Responding to the publication of the papers, Josh Hardie, CBI Deputy Director General, said: ‘Companies will welcome the progress government has made . . . in publishing these papers. Over the past year, businesses have been providing policymakers with the evidence, ideas and solutions to make a success of Brexit.’
Dr Adam Marshall, Director General of the BCC, called for clarity on future customs arrangements, stating: ‘Business needs to see the government’s resources focused on the conclusion of a successful customs deal with the EU. At this stage, it is critically important to keep a number of different options open in order to achieve this goal.’

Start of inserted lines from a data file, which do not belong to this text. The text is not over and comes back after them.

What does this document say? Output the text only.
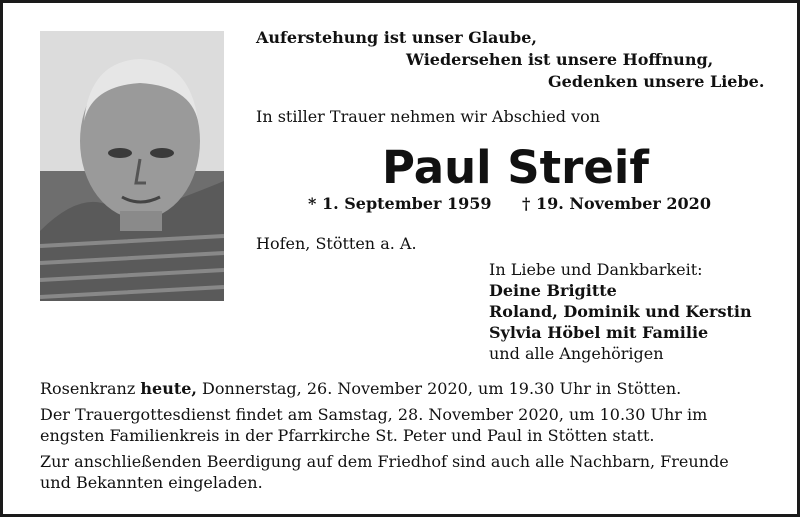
Auferstehung ist unser Glaube,
Wiedersehen ist unsere Hoffnung,
Gedenken unsere Liebe.
In stiller Trauer nehmen wir Abschied von
Paul Streif
* 1. September 1959 † 19. November 2020
Hofen, Stötten a. A.
In Liebe und Dankbarkeit:
Deine Brigitte
Roland, Dominik und Kerstin
Sylvia Höbel mit Familie
und alle Angehörigen
Rosenkranz heute, Donnerstag, 26. November 2020, um 19.30 Uhr in Stötten.
Der Trauergottesdienst findet am Samstag, 28. November 2020, um 10.30 Uhr im
engsten Familienkreis in der Pfarrkirche St. Peter und Paul in Stötten statt.
Zur anschließenden Beerdigung auf dem Friedhof sind auch alle Nachbarn, Freunde
und Bekannten eingeladen.
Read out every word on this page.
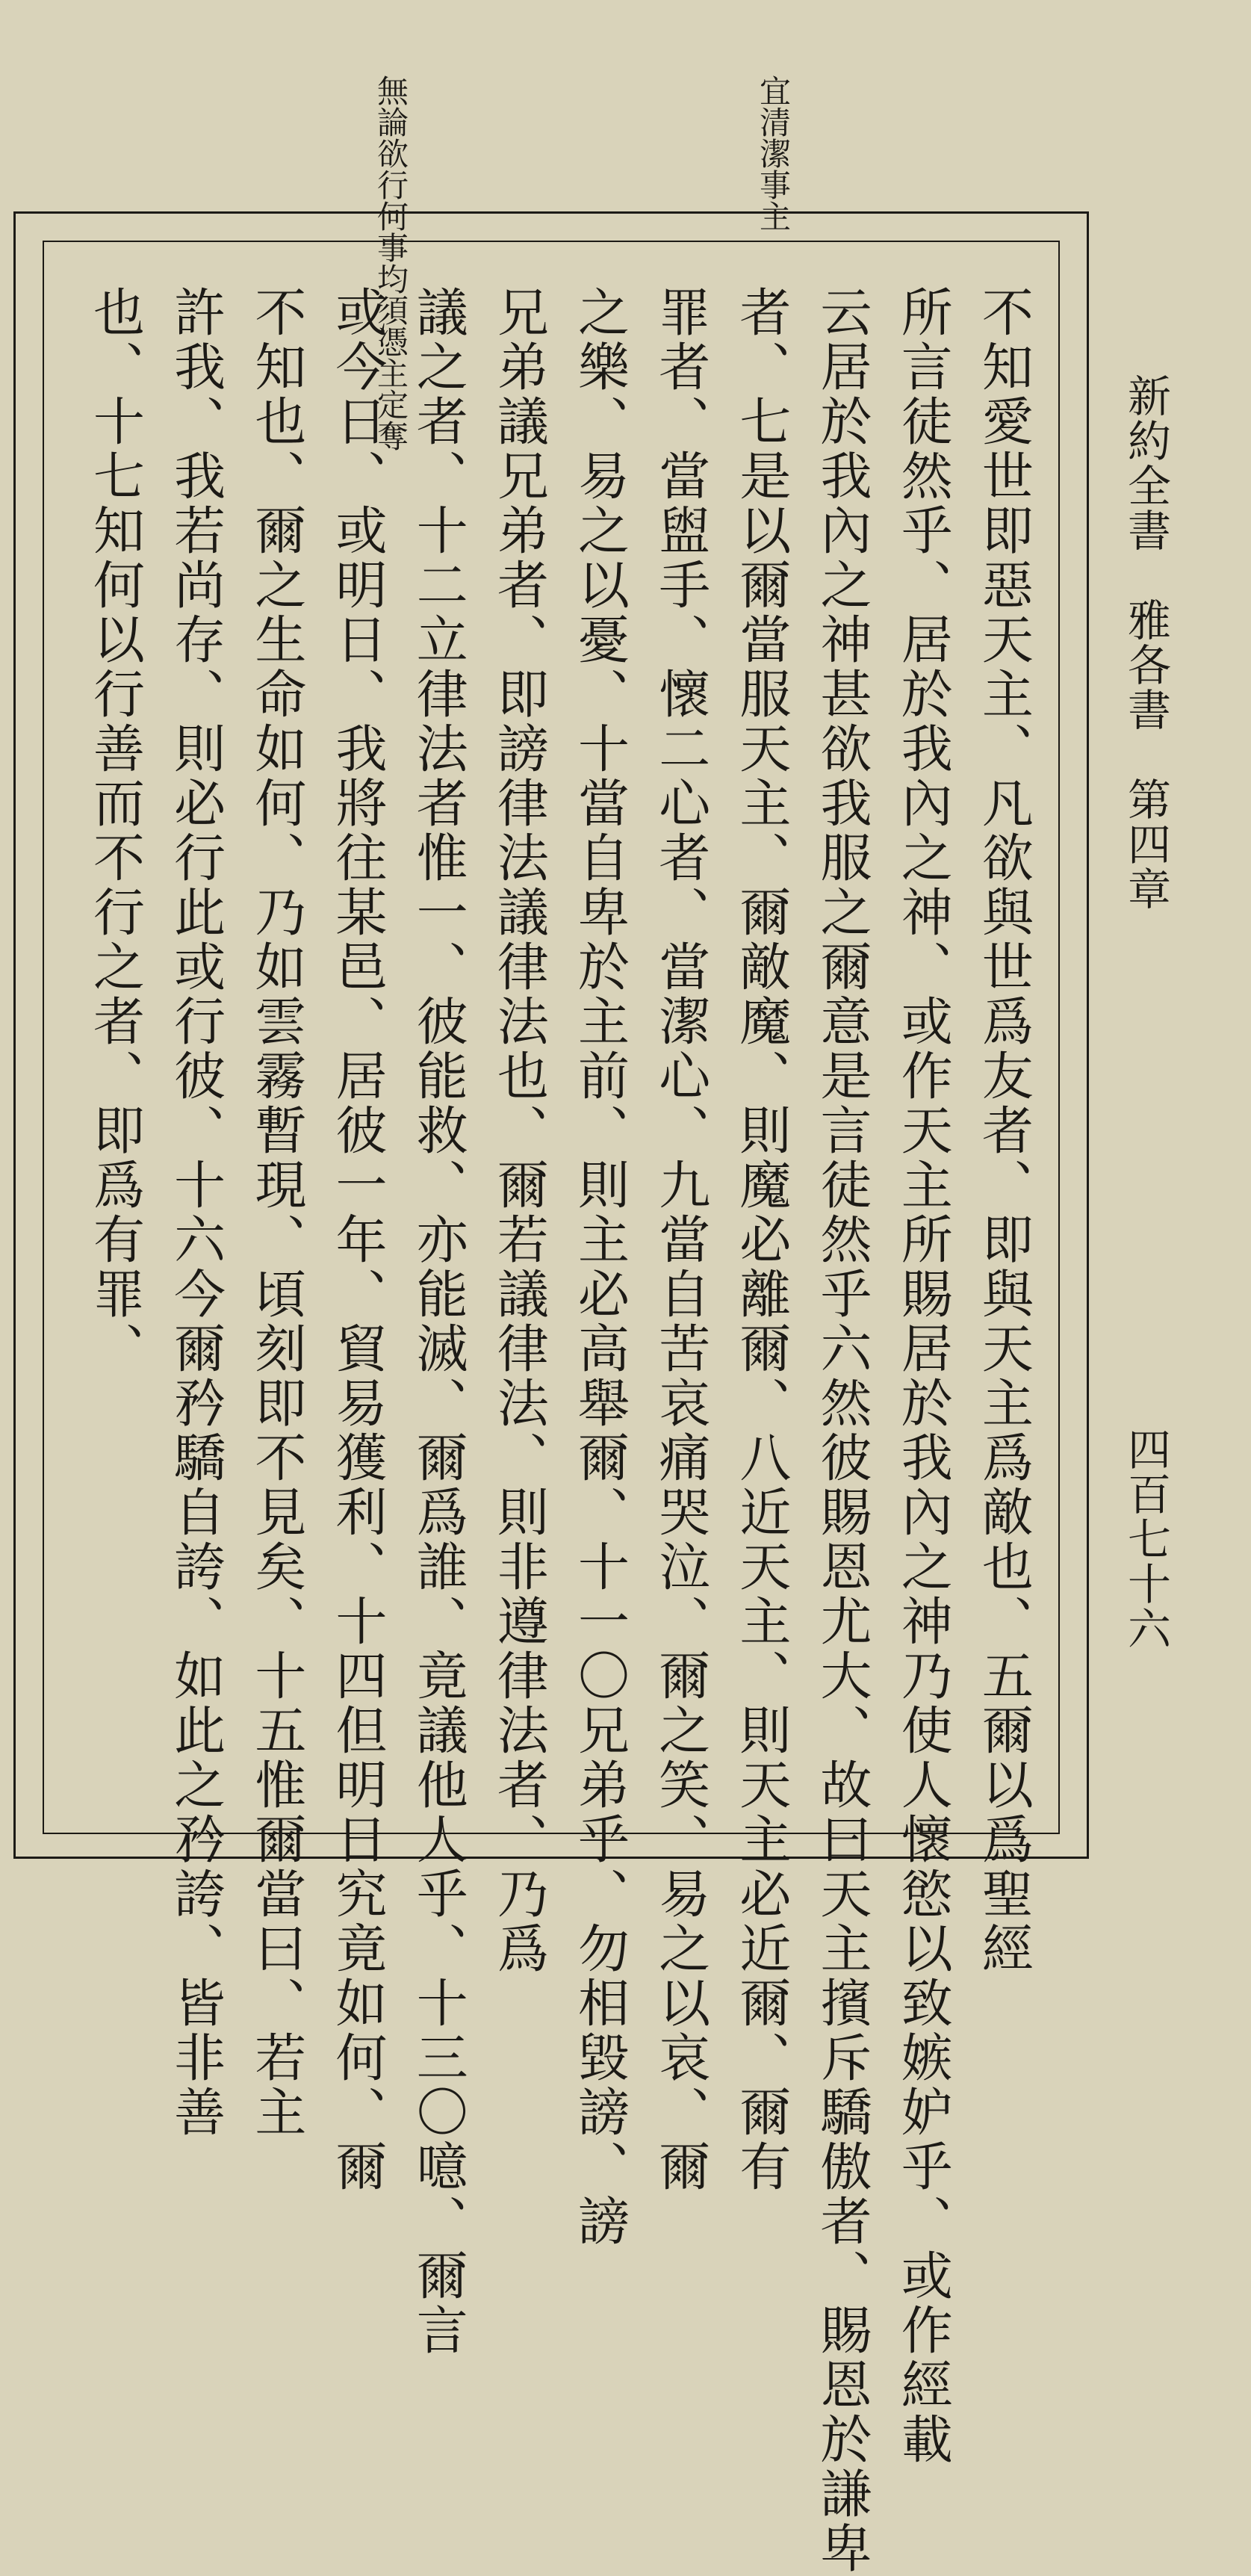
新約全書　雅各書　第四章
四百七十六
宜清潔事主
無論欲行何事均須憑主定奪
不知愛世即惡天主、凡欲與世爲友者、即與天主爲敵也、五爾以爲聖經
所言徒然乎、居於我內之神、或作天主所賜居於我內之神乃使人懷慾以致嫉妒乎、或作經載
云居於我內之神甚欲我服之爾意是言徒然乎六然彼賜恩尤大、故曰天主擯斥驕傲者、賜恩於謙卑
者、七是以爾當服天主、爾敵魔、則魔必離爾、八近天主、則天主必近爾、爾有
罪者、當盥手、懷二心者、當潔心、九當自苦哀痛哭泣、爾之笑、易之以哀、爾
之樂、易之以憂、十當自卑於主前、則主必高舉爾、十一〇兄弟乎、勿相毀謗、謗
兄弟議兄弟者、即謗律法議律法也、爾若議律法、則非遵律法者、乃爲
議之者、十二立律法者惟一、彼能救、亦能滅、爾爲誰、竟議他人乎、十三〇噫、爾言
或今日、或明日、我將往某邑、居彼一年、貿易獲利、十四但明日究竟如何、爾
不知也、爾之生命如何、乃如雲霧暫現、頃刻即不見矣、十五惟爾當曰、若主
許我、我若尚存、則必行此或行彼、十六今爾矜驕自誇、如此之矜誇、皆非善
也、十七知何以行善而不行之者、即爲有罪、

Meanwhile, the IoD welcomed the government’s ‘first concerted push on trade after Brexit’. The Institute’s Allie Renison said: ‘This is a hugely positive step from government in putting pen to paper to spell out its objectives for customs arrangements with the EU after Brexit. The paper outlines options for a transitional period and for the longer term, proving that both are crucial to achieving a smooth and orderly exit.’
A second Brexit customs paper has outlined proposals to ensure that existing trade in goods and services can continue after the UK leaves the EU in 2019. It calls for goods already on the market to be allowed to remain on sale in both the UK and the EU, ‘without restrictions’.